The Play Family House ( #952)
Introduced in 1969, this Fisher Price classic was as much of a staple as the farm that was introduced a year earlier. It was updated with furniture or color scheme changes about every 2 years. This allowed for countless variations over almost 3 decades until the chunkies took over the product line. Originally, the house started out in yellow and blue, but as times and tastes changed, it was modernized to a white and brown color scheme.
A bonus to the play family house is that there were many accessory sets sold to compliment this piece. I had the baby nursery set which added another baby and more baby furniture to the growing family. The barbecue and swimming pool accessory pack also gave the play family more leisure time activities to enjoy in their growing suburb.

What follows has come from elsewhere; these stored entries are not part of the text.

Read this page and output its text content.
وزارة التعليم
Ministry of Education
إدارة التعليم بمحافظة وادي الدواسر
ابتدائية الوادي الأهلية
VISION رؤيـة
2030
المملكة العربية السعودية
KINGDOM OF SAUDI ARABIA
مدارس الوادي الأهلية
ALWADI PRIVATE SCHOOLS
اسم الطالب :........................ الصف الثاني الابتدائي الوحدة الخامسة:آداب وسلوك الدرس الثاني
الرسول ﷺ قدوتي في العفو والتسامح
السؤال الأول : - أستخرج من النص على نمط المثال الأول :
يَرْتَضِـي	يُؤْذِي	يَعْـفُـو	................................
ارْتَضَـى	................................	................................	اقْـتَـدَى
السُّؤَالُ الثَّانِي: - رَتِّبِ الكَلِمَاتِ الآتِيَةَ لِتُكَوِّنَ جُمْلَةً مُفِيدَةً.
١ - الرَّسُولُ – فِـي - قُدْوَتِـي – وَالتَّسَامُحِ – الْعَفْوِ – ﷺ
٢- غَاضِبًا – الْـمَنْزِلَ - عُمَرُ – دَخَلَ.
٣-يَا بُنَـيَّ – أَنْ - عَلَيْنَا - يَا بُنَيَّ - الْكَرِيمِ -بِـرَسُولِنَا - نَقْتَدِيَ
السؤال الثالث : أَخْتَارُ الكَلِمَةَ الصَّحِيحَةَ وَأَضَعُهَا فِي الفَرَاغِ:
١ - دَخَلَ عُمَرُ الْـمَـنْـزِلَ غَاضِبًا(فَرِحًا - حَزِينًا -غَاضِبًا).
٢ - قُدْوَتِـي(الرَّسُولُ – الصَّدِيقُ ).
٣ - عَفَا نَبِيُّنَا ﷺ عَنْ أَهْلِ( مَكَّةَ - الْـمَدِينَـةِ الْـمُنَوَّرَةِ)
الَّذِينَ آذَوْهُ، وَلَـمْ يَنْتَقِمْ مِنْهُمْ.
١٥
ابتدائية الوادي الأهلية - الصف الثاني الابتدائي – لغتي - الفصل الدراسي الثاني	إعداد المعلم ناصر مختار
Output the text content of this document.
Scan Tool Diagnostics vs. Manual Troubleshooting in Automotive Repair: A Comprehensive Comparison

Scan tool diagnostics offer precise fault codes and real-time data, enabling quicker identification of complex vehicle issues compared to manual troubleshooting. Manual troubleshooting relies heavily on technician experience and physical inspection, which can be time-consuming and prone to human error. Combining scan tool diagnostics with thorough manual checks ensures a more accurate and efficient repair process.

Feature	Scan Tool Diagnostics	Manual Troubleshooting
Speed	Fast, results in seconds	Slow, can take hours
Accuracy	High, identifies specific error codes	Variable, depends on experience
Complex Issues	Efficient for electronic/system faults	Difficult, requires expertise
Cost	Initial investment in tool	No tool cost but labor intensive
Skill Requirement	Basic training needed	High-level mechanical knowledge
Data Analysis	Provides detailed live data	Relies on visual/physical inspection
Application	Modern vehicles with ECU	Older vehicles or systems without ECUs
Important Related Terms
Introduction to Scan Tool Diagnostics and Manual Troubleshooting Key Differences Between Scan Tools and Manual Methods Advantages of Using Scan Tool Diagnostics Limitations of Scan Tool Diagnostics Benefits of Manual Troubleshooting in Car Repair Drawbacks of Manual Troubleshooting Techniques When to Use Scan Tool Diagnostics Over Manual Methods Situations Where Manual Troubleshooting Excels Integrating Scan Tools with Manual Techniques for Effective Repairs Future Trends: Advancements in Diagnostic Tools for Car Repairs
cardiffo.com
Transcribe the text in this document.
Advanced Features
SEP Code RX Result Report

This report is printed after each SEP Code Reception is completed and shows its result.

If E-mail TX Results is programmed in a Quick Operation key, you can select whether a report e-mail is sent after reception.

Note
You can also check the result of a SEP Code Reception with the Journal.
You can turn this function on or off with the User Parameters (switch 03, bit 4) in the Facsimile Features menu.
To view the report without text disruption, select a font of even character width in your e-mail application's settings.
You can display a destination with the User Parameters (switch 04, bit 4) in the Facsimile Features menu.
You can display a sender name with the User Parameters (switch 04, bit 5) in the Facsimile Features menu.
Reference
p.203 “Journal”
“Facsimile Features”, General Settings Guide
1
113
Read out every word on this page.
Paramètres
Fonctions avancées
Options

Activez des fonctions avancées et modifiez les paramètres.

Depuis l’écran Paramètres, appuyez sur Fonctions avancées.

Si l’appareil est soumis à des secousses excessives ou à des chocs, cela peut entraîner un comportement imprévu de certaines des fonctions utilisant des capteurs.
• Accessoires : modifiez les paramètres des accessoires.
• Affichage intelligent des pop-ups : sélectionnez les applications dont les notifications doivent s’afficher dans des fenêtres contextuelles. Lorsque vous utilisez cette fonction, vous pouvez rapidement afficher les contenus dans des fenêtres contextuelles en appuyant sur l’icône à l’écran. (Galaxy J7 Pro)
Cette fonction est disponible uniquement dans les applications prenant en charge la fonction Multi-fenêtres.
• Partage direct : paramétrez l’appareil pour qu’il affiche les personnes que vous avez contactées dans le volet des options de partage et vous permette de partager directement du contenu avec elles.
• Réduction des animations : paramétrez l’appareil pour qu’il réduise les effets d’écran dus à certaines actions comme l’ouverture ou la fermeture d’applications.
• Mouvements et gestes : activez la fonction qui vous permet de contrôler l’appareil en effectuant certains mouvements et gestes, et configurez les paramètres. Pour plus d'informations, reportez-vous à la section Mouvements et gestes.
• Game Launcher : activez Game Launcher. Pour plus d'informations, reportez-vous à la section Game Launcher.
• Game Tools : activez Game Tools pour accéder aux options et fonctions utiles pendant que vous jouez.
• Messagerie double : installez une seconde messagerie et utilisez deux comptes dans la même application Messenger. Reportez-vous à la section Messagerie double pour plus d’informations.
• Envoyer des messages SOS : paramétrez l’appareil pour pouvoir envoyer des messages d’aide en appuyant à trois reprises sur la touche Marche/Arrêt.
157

The family Village and Children's hospital
. The children's hospital ( #931) Even little people weren't immune from the occasional accident in a VW bus roll over, or a mishap while motorcycle riding. Luckily, the children's hospital could accommodate adult little people as well as children. This play set had an ambulance with a stretcher , an X Ray machine, scale, several medical people, and its own operating table. It was fully accessible with an elevator to take little people to the top floor. My hospital never lost a patient, and was always stationed right next to the Play Family Village as that included complimentary services of the fire station and police department. This was just what a growing little people community needed!
The family village ( #997) was the largest inclusive play set. It had a firehouse, police station, post office, theater,garage and barbershop. Little People now had their own town they could run their errands in. They also had a new fleet of helpers with their own fire trucks, mail trucks, and police car that would travel throughout the town.